This page will change throughout the semester.

Note:  Previously given exams are available below in Postscript format, that can be printed with a Postscript printer.  The files can also be viewed and printed with Ghostscript and GSview.

The first exam:
The first exam will be open-book, open-notes, computer-on.  You should know how to do the following.

• Solve a first-order linear initial value problem by hand by computing an integrating factor.
• Solve a first-order equation by hand with separation of variables.
• Use Mathematica to plot a family of solutions to a differential equation corresponding to different initial values.
• Be able to print your Mathematica notebooks.
• Know how to compare your manually derived solutions to solutions obtained with Mathematica.  (Be prepared to write down a short discussion paragraph.)

The second exam:
The exam will be open-book, open-notes, computer-on. Be sure to bring your student ID card, since I (Prof. Kearfott) will not be proctoring the exam.

• You will determine the equilibrium solutions of a first-order differential equation.  You will use PlotVectorField with ScaleFunction ->(1&) and AspectRatio -> 1 to plot the vector field for the differential equation, to explain which of the equilibrium solutions are stable and which are unstable.
• You will need to solve two differential equations either by hand or using DSolve, then plot the two solutions. These two differential equations are mathematical models of a somewhat familiar phenomenon. You will need to discuss, based on the graphs of the solutions, which model you think is most appropriate.

The third exam:
The exam will be open-book, open-notes, computer-on. Be sure to prepare well, since you will be short of time otherwise.
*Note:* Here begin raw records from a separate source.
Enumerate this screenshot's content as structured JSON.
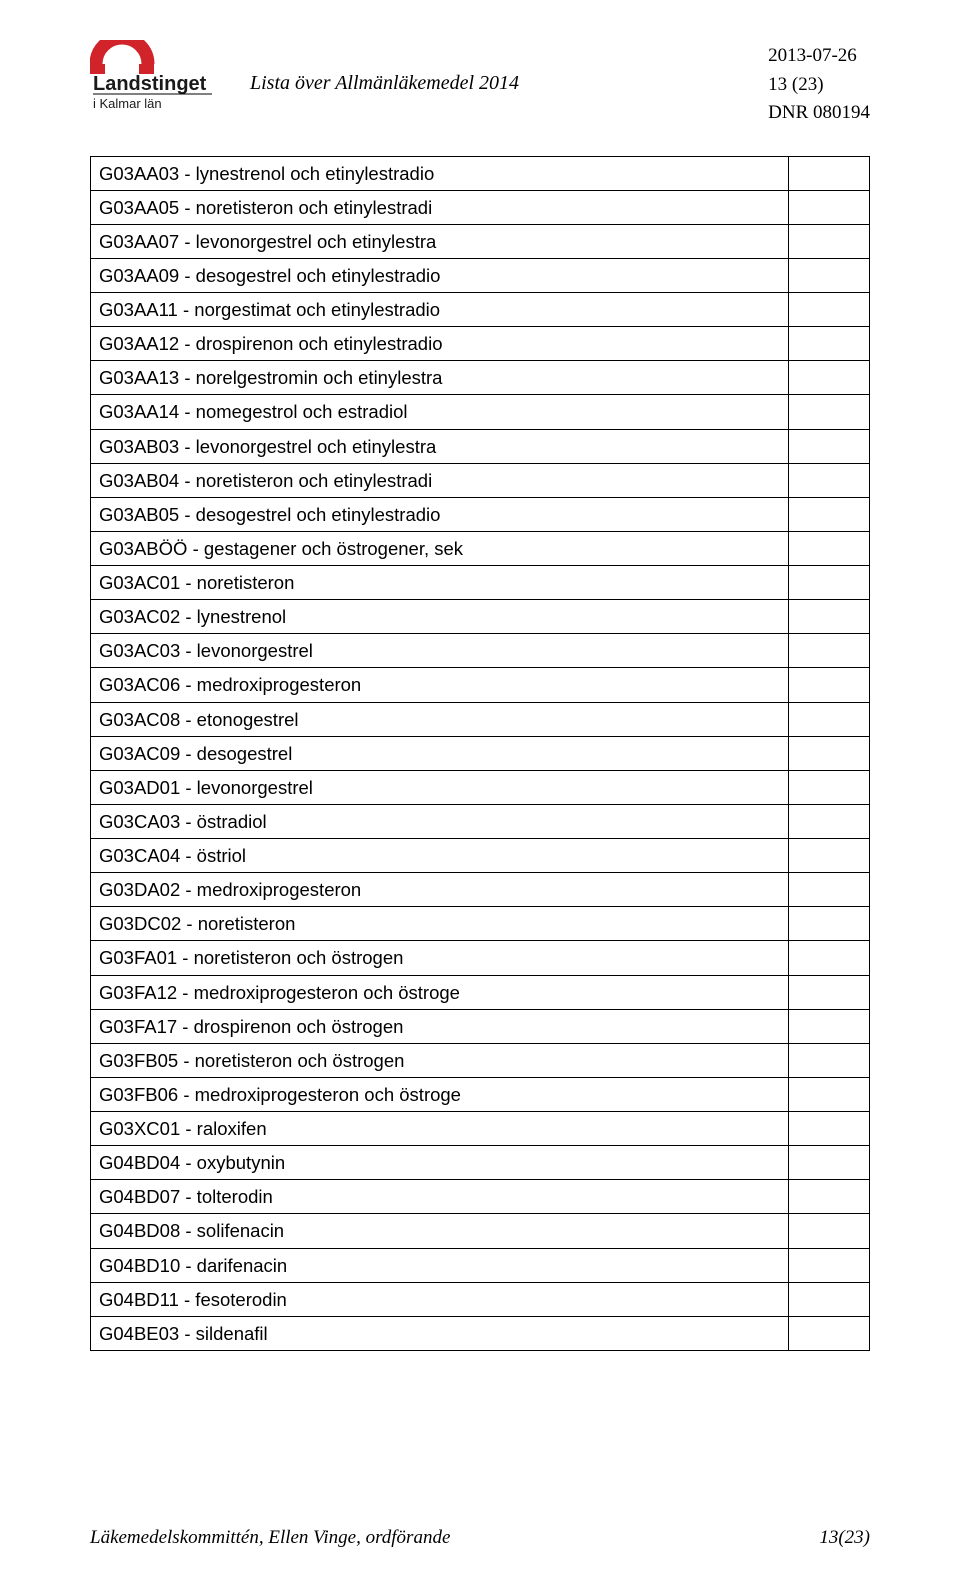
{
  "header": {
    "logo_top_text": "Landstinget",
    "logo_bottom_text": "i Kalmar län",
    "doc_title": "Lista över Allmänläkemedel 2014",
    "date": "2013-07-26",
    "page_label": "13 (23)",
    "dnr": "DNR 080194",
    "logo_colors": {
      "red": "#d1232a",
      "text": "#1a1a1a",
      "rule": "#000000"
    }
  },
  "rows": [
    "G03AA03 - lynestrenol och etinylestradio",
    "G03AA05 - noretisteron och etinylestradi",
    "G03AA07 - levonorgestrel och etinylestra",
    "G03AA09 - desogestrel och etinylestradio",
    "G03AA11 - norgestimat och etinylestradio",
    "G03AA12 - drospirenon och etinylestradio",
    "G03AA13 - norelgestromin och etinylestra",
    "G03AA14 - nomegestrol och estradiol",
    "G03AB03 - levonorgestrel och etinylestra",
    "G03AB04 - noretisteron och etinylestradi",
    "G03AB05 - desogestrel och etinylestradio",
    "G03ABÖÖ - gestagener och östrogener, sek",
    "G03AC01 - noretisteron",
    "G03AC02 - lynestrenol",
    "G03AC03 - levonorgestrel",
    "G03AC06 - medroxiprogesteron",
    "G03AC08 - etonogestrel",
    "G03AC09 - desogestrel",
    "G03AD01 - levonorgestrel",
    "G03CA03 - östradiol",
    "G03CA04 - östriol",
    "G03DA02 - medroxiprogesteron",
    "G03DC02 - noretisteron",
    "G03FA01 - noretisteron och östrogen",
    "G03FA12 - medroxiprogesteron och östroge",
    "G03FA17 - drospirenon och östrogen",
    "G03FB05 - noretisteron och östrogen",
    "G03FB06 - medroxiprogesteron och östroge",
    "G03XC01 - raloxifen",
    "G04BD04 - oxybutynin",
    "G04BD07 - tolterodin",
    "G04BD08 - solifenacin",
    "G04BD10 - darifenacin",
    "G04BD11 - fesoterodin",
    "G04BE03 - sildenafil"
  ],
  "footer": {
    "left": "Läkemedelskommittén, Ellen Vinge, ordförande",
    "right": "13(23)"
  }
}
• You will need to solve by hand a homogeneous second-order constant coefficient ODE and a non-homogeneous second-order constant coefficient ODE.  You should be familiar with how to handle multiple roots of the characteristic equation. You will check your solutions with Mathematica.

Given physical data, you will write down the differential equation governing a damped spring system.  Be sure you understand the physical units, both in the English system and the metric system.  You will need to state the critical damping value, as well as the frequency of vibration.  You will use Mathematica to produce graphs of the solution, for various values of the damping parameter.

The final exam:
As with the exams during the semester, the exam will be open-book, open-notes, computer-on.  Here is a study guide.

• Be able to solve a simple initial value problem with Laplace transforms.  You may use the table in the book, or you may use Mathematica's <<Calculus`LaplaceTransform` with LaplaceTransform and InverseLaplaceTransform.  Be sure you write down all of your steps, or hand in your notebook. You will also need to solve the problem by another method, and show that the answers that you get are equivalent.
• Be able to compute the first few terms of the Taylor series to the solution of an initial value problem that does not have constant coefficients.
• Be able to solve a higher-order (that is, higher order than 2) constant coefficient differential equation by writing down the characteristic equation and by using undetermined coefficients.  Also, be able to show that your solution is equivalent to a solution that you obtain another way.
• Be able to solve an initial value problem for a differential equation that is an Euler equation, or else for a differential equation that has a regular singular point.  Understand that the solutions to such problems are not necessarily unique.